Adjustments of the photosynthetic unit and compensation mechanisms of tolerance to high ammonia concentration in Chlorella sp. grown in food waste digestate

Abstract

Anaerobically digested food waste (ADF) is a waste effluent produced from anaerobic digestion of food wastes. It is difficult to treat but also holds high potential for valorization. Microalgae cultivation is a promising path for its treatment and valorization. However, ADF is very turbid and has toxic concentration of ammonia nitrogen (NH3-N) (up to 5000 mg L−1 NH3-N). Here we looked at the physiological responses and acclimation patterns of Chlorella sp., Mur 269 to toxicity and turbidity in ADF, compared to bolds basal medium (BBM), under different irradiances. Indicators obtained via pulse amplitude modulation (PAM) fluorometry such as electron transport rate (ETR), fv′/fm′ and alpha (α), alongside oxygenesis as an indicator of photosynthesis, were used to study the state of the photosystem of the organism. Pigment (chlorophylls and carotenoids) ratios were studied as indicators of adjustments in the photosynthetic unit and growth rates and productivities were used to monitor cell growth. μmax and biomass productivities were 63 and 47% higher in ADF than in BBM. μmax and biomass productivity of Chlorella sp., Mur 269, remained close to their optimal values at 0.681 ± 0.03 d−1 and 165 ± 8 mg L−1 d−1 even at high irradiance intensities of 1500 μmol m−2 s−1, indicating applicability of this species in outdoor cultures at high irradiance.
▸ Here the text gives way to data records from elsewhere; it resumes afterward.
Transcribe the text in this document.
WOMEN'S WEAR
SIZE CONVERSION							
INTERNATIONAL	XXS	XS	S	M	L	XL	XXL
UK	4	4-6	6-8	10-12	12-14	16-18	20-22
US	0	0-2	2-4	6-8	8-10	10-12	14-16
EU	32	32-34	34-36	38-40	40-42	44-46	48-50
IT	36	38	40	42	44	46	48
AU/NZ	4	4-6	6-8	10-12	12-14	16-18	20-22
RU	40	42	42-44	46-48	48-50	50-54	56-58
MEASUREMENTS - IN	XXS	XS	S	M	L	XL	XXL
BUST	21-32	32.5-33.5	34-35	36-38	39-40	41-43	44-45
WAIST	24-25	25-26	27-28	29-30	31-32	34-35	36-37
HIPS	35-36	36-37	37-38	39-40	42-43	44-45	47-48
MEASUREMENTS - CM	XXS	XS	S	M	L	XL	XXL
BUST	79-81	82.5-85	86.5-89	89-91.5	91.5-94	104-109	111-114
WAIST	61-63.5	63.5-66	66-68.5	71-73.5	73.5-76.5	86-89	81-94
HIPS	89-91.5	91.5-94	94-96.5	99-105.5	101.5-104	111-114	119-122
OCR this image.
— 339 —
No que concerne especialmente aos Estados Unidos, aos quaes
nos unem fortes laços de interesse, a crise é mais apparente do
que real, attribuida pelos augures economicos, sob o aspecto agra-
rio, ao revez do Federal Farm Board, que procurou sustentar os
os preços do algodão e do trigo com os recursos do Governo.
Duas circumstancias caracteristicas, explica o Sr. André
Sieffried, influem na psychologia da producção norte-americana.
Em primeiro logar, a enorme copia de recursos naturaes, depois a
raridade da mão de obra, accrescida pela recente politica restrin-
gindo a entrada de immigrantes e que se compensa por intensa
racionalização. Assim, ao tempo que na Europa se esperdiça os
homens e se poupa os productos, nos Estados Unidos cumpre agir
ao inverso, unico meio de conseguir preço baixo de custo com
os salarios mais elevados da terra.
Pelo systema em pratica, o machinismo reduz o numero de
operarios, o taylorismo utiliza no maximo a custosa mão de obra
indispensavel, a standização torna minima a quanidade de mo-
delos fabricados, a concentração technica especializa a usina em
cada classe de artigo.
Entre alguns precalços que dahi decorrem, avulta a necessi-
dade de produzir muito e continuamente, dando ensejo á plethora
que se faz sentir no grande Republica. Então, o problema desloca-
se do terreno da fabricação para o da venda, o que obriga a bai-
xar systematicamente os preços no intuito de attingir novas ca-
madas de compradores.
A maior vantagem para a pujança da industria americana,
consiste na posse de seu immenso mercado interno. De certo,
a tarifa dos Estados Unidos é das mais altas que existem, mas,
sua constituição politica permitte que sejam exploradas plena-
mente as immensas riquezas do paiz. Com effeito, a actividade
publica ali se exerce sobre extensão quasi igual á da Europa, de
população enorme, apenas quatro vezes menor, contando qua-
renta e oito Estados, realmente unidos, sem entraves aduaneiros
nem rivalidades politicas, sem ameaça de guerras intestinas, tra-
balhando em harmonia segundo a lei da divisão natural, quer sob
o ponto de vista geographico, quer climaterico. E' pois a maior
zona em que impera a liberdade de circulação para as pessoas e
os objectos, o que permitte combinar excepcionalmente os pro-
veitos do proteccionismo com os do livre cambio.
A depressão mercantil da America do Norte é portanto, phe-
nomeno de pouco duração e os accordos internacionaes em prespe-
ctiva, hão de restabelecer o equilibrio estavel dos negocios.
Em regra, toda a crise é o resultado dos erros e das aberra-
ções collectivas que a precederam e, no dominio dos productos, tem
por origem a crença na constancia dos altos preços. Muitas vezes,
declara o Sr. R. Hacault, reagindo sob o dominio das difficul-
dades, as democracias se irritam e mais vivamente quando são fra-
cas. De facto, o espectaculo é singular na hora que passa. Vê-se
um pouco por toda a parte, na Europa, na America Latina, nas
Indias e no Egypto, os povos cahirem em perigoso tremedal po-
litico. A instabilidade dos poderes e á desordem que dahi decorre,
On the other hand, the results showed that in comparison with BBM, the efficiency of Chlorella sp., Mur 269 photosystem II at optimum irradiance, as reflected in Fv′/Fm′ values, was reduced by 16% in ADF. A critical look at the photosynthesis of the species by PAM fluorometry revealed that the adaptive methods of this microalgae to toxicity involves adjustment of the photosynthetic unit to maximize absorption of light and compensation mechanisms for reductions in PSII activity including switching to mixotrophic growth mode.